The case was an appeal from a decision of the Trademarks Opposition Board (TMOB) allowing the Canadian Dental Association’s opposition to the registration of the certification mark “CDA”.  The Ontario Dental Assistants Association (ODAA) had applied to register the certification mark “CDA” in association with dental assisting services, and more particularly to denote a dental assistant that possessed specific qualifications as approved by the ODAA.  The ODAA alleged use in Canada since at least as early as 1965.

The TMOB denied the registration of “CDA” as a certification mark on the basis that a professional designation could not function as a certification mark and consequently the acronym “CDA” could not be said to have been used as a certification mark from the time claimed by ODAA in its application.  The TMOB also held that the certification mark “CDA” was not distinctive enough to be registered, given its use by the Canadian Dental Association as an acronym to refer to itself.

On appeal, the Federal Court focused on paragraph (c) of the definition of “certification mark” in section 2 of the Trade-Marks Act: “means a mark that is used for the purpose of distinguishing or so as to distinguish wares or services that are of a defined standard with respect to… (c) the class of persons by whom the wares have been produced or the services are performed… from wares or services that are not of that defined standard.”

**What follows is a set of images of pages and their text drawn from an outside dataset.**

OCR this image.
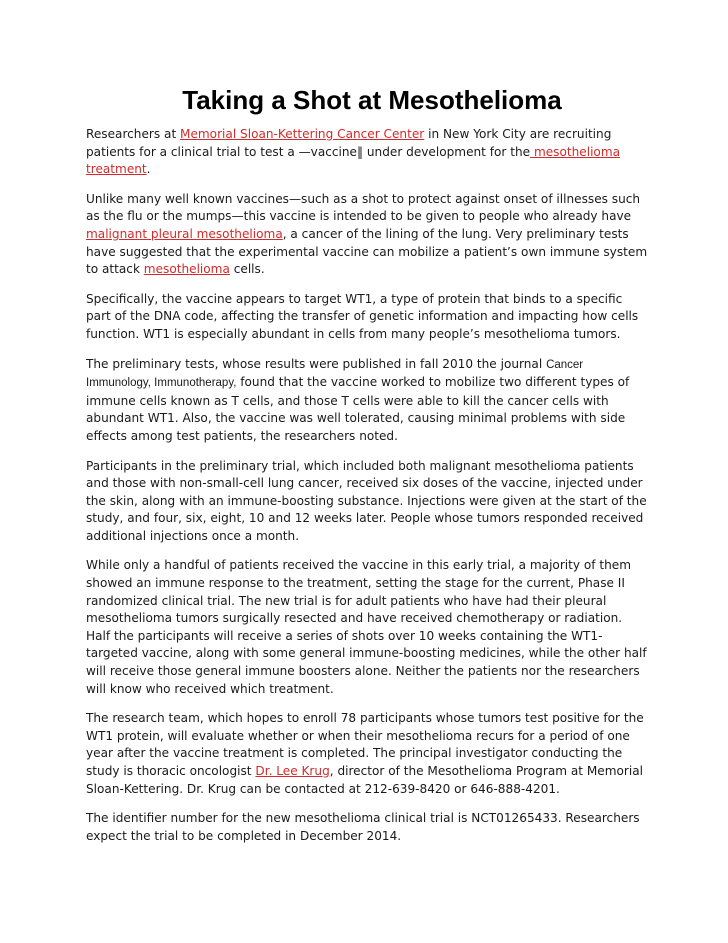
Taking a Shot at Mesothelioma

Researchers at Memorial Sloan-Kettering Cancer Center in New York City are recruiting patients for a clinical trial to test a —vaccine‖ under development for the mesothelioma treatment.

Unlike many well known vaccines—such as a shot to protect against onset of illnesses such as the flu or the mumps—this vaccine is intended to be given to people who already have malignant pleural mesothelioma, a cancer of the lining of the lung. Very preliminary tests have suggested that the experimental vaccine can mobilize a patient’s own immune system to attack mesothelioma cells.

Specifically, the vaccine appears to target WT1, a type of protein that binds to a specific part of the DNA code, affecting the transfer of genetic information and impacting how cells function. WT1 is especially abundant in cells from many people’s mesothelioma tumors.

The preliminary tests, whose results were published in fall 2010 the journal Cancer Immunology, Immunotherapy, found that the vaccine worked to mobilize two different types of immune cells known as T cells, and those T cells were able to kill the cancer cells with abundant WT1. Also, the vaccine was well tolerated, causing minimal problems with side effects among test patients, the researchers noted.

Participants in the preliminary trial, which included both malignant mesothelioma patients and those with non-small-cell lung cancer, received six doses of the vaccine, injected under the skin, along with an immune-boosting substance. Injections were given at the start of the study, and four, six, eight, 10 and 12 weeks later. People whose tumors responded received additional injections once a month.

While only a handful of patients received the vaccine in this early trial, a majority of them showed an immune response to the treatment, setting the stage for the current, Phase II randomized clinical trial. The new trial is for adult patients who have had their pleural mesothelioma tumors surgically resected and have received chemotherapy or radiation. Half the participants will receive a series of shots over 10 weeks containing the WT1-targeted vaccine, along with some general immune-boosting medicines, while the other half will receive those general immune boosters alone. Neither the patients nor the researchers will know who received which treatment.

The research team, which hopes to enroll 78 participants whose tumors test positive for the WT1 protein, will evaluate whether or when their mesothelioma recurs for a period of one year after the vaccine treatment is completed. The principal investigator conducting the study is thoracic oncologist Dr. Lee Krug, director of the Mesothelioma Program at Memorial Sloan-Kettering. Dr. Krug can be contacted at 212-639-8420 or 646-888-4201.

The identifier number for the new mesothelioma clinical trial is NCT01265433. Researchers expect the trial to be completed in December 2014.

The Court held that the definition must be viewed in the context of the Act as a whole and listed the criteria a certification mark must meet, namely: not be clearly descriptive or deceptively misdescriptive of the wares or services; be distinctive; not be used by the owner, but only by authorized licensees; not be confusing with a registered or previously applied for trade-mark or trade name; and be used in accordance with section 4 of the Act which includes, with respect to services, use or display in the advertising of the services.  The Court disagreed with a 1988 Opposition Board decision, Life Underwriters Association of Canada v. Provincial Association of Quebec Life Underwriters, which suggested that a professional designation could never serve as a valid certification mark, and found that there is nothing in the Act to preclude a valid certification mark from being registered for a professional designation, so long as the mark satisfies the listed criteria.

Despite this finding, the Court dismissed the ODAA’s appeal on the grounds that the ODAA had not established use of the acronym “CDA” as a certification mark since as early as 1965.  Documents issued by the ODAA to dental assistants did not constitute use by licensees or certified users and name tags evidenced use by dental assistants to show their membership in the association, but not to distinguish the services performed.  Moreover, the mark was not distinctive given its use by the Canadian Dental Association.

Thus, while the ODAA was not successful, it is now clear that a professional designation could constitute a certification mark, if the criteria are met.